When Stepmother picked Girl up, Stepmother was sobbing, and they did the awkward front-seat-of-the-car-hug thing. It was the sort of crying that allowed no breath left over for words: shoulder-heaving, low moaning, tears and snot dripping onto her T-shirt. Girl made useless soothing noises. The day quickly fell into a pattern: they drove to a store while Stepmother cried the whole way. When they reached a store, she instantly stopped crying, wiped her face, and blew her nose. Stepmother and Girl entered the store, but for one reason or another, they never could find the exact mini-blind Stepmother wanted, so they got back in the car, Stepmother started crying again, and they drove to the next store and repeated the process. No mini-blind was purchased, although Stepmother did buy some sandwiches that they ate on a dock while looking at seagulls. Girl didn’t know how Mother did it, but she could finally see why Mother could never leave Stepmother. Girl always thought that Mother’s attraction to Stepmother was her abject neediness—Stepmother was her emotionally defective child that would never leave home, and Mother had been left too many times by people she loved.
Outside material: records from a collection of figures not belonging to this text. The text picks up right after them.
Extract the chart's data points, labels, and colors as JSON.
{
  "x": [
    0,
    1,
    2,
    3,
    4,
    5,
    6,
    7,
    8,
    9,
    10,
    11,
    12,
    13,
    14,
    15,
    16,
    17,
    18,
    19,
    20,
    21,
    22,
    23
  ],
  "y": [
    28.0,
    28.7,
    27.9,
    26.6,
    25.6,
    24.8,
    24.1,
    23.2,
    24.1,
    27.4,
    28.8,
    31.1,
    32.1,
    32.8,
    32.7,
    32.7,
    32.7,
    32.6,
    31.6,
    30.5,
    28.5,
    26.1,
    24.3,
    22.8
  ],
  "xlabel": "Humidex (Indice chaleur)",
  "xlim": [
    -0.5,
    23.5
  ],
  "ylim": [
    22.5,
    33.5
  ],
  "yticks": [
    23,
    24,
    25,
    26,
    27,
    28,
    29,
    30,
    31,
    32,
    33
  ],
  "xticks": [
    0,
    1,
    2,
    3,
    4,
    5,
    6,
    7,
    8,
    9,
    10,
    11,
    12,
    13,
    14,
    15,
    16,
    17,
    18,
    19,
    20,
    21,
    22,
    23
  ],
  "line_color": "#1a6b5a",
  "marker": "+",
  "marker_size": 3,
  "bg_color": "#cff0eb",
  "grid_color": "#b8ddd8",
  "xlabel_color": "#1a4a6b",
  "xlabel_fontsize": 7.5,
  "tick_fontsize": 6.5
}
Girl knew that she should be more understanding. Although she acted gentle with Stepmother, inside Girl was emotionally removed, like she was observing a case study. When the roles had been reversed and Girl was the one who could not pull herself out of the river of sadness, Stepmother always tried everything she could to help, but unlike Girl, she acted out of love, not obligation. She really wanted Girl to escape the hold of despair, not because she was a burden, but because Stepmother knew how terrible sadness could be, and she loved Girl deeply. But Girl looked at her from inside a shell, and she could not feel the love Stepmother thrust on her. She dodged it, tried to end the conversation or get out of the room.
Girl knew that feeling of the blackness lapping at the edge like waves, and that it was sometimes soothing to let go and the sadness crash over her—to give in to the cold bleakness that pierced her chest and settled into all of her bones. Girl’s hips would hurt from the terrible sadness; her face felt like a mask that didn’t move into proper expressions easily. And she knew that there was an intimacy in the blackness, and although she had long breaks from it, sooner or later it always returned. No matter how long it had been, her body remembered, like riding a bicycle.